Reputation: 3318
I have optimized RandomForest, using GridSearch with a nested cross-validation. After that, I know that with the best parameters, I have to train the whole dataset before making predictions on out-of sample data.
Do I have to fit the model twice? One to find the accuracy estimate by nested cross validation and then with the out-of-sample data?
Please check my code:
#Load data
for name in ["AWA"]:
for el in ['Fp1']:
X=sio.loadmat('/home/TrainVal/{}_{}.mat'.format(name, el))['x']
s_y=sio.loadmat('/home/TrainVal/{}_{}.mat'.format(name, el))['y']
y=np.ravel(s_y)
print(name, el, x.shape, y.shape)
print("")
#Pipeline
clf = Pipeline([('rcl', RobustScaler()),
('clf', RandomForestClassifier())])
#Optimization
#Outer loop
sss_outer = StratifiedShuffleSplit(n_splits=2, test_size=0.1, random_state=1)
#Inner loop
sss_inner = StratifiedShuffleSplit(n_splits=2, test_size=0.1, random_state=1)
# Use a full grid over all parameters
param_grid = {'clf__n_estimators': [10, 12, 15],
'clf__max_features': [3, 5, 10],
}
# Run grid search
grid_search = GridSearchCV(clf, param_grid=param_grid, cv=sss_inner, n_jobs=-1)
#FIRST FIT!!!!!
grid_search.fit(X, y)
scores=cross_val_score(grid_search, X, y, cv=sss_outer)
#Show best parameter in inner loop
print(grid_search.best_params_)
#Show Accuracy average of all the outer loops
print(scores.mean())
#SECOND FIT!!!
y_score = grid_search.fit(X, y).score(out-of-sample, y)
print(y_score)
Upvotes: 0
Views: 1883
Reputation: 161
it is like any normal model that you build. Once you have trained your model ( either through CV or normal train-test split) you use the .score
or .predict
using the best_estimator
from gridsearch to go ahead with the prediction
Sample code I have used recently
from sklearn.model_selection import GridSearchCV
bootstrap=[True,False]
max_features=[3,4,5,'auto']
n_estimators=[20,75,100]
import time
rf_model = RandomForestClassifier(random_state=1)
param_grid = dict(bootstrap=bootstrap,max_features=max_features,n_estimators=n_estimators)
grid = GridSearchCV(estimator=rf_model, param_grid=param_grid, cv = 10, n_jobs=-1)
start_time = time.time()
grid_result=grid.fit(train_iv_data, train_dv_data)

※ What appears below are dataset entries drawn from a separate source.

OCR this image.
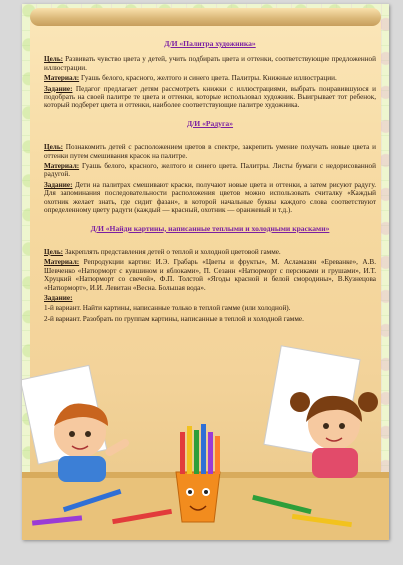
Д/И «Палитра художника»

Цель: Развивать чувство цвета у детей, учить подбирать цвета и оттенки, соответствующие предложенной иллюстрации.

Материал: Гуашь белого, красного, желтого и синего цвета. Палитры. Книжные иллюстрации.

Задание: Педагог предлагает детям рассмотреть книжки с иллюстрациями, выбрать понравившуюся и подобрать на своей палитре те цвета и оттенки, которые использовал художник. Выигрывает тот ребенок, который подберет цвета и оттенки, наиболее соответствующие палитре художника.

Д/И «Радуга»

Цель: Познакомить детей с расположением цветов в спектре, закрепить умение получать новые цвета и оттенки путем смешивания красок на палитре.

Материал: Гуашь белого, красного, желтого и синего цвета. Палитры. Листы бумаги с недорисованной радугой.

Задание: Дети на палитрах смешивают краски, получают новые цвета и оттенки, а затем рисуют радугу. Для запоминания последовательности расположения цветов можно использовать считалку «Каждый охотник желает знать, где сидит фазан», в которой начальные буквы каждого слова соответствуют определенному цвету радуги (каждый — красный, охотник — оранжевый и т.д.).

Д/И «Найди картины, написанные теплыми и холодными красками»

Цель: Закреплять представления детей о теплой и холодной цветовой гамме.

Материал: Репродукции картин: И.Э. Грабарь «Цветы и фрукты», М. Асламазян «Ереванке», А.В. Шевченко «Натюрморт с кувшином и яблоками», П. Сезанн «Натюрморт с персиками и грушами», И.Т. Хруцкий «Натюрморт со свечой», Ф.П. Толстой «Ягоды красной и белой смородины», В.Кузнецова «Натюрморт», И.И. Левитан «Весна. Большая вода».

Задание:

1-й вариант. Найти картины, написанные только в теплой гамме (или холодной).

2-й вариант. Разобрать по группам картины, написанные в теплой и холодной гамме.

print("Best: %f using %s" % (grid_result.best_score_, grid_result.best_params_))
print("Execution time: " + str((time.time() - start_time)) + ' ms')
classification_report(grid_result.best_estimator_.predict(test_iv_data) , test_dv_data)
Upvotes: 0
Reputation: 36599
There are a couple of things you need to understand.
When you do your "first fit", that will fit the gird_search model according to the sss_inner
cv, and store the result in grid_search.best_estimator_
(i.e. the best estimator according to the scores on the test data from sss_inner
folds).
Now you are using that grid_search
in cross_val_score
(Nesting). Your fitted model from "first fit" is of no use here. cross_val_score
will clone the estimator, call grid_search.fit() on folds from the sss_outer
(That means that the training data from sss_outer
will be presented to grid_search, which will again split it according to sss_inner
) and present the scores on the test data of sss_outer
. The model from cross_val_score
is not fitted.
Now in your "second fit", you are again fitting as you did in "first fit". No need of doing that, because it is already fitted. Just call grid_search.score()
. It will internally call score()
from the best_estimator_
.
You can look at my answer here to learn more about nested cross validation with grid search.
Upvotes: 1
Reputation: 3550
your grid_search.best_estimator_ contains the corss-validated fitted model with best_params_ parameters, no need to refit again.
You can use:
clf = grid_search.best_estimator_
preds = clf.predict(X_unseen)
Upvotes: 1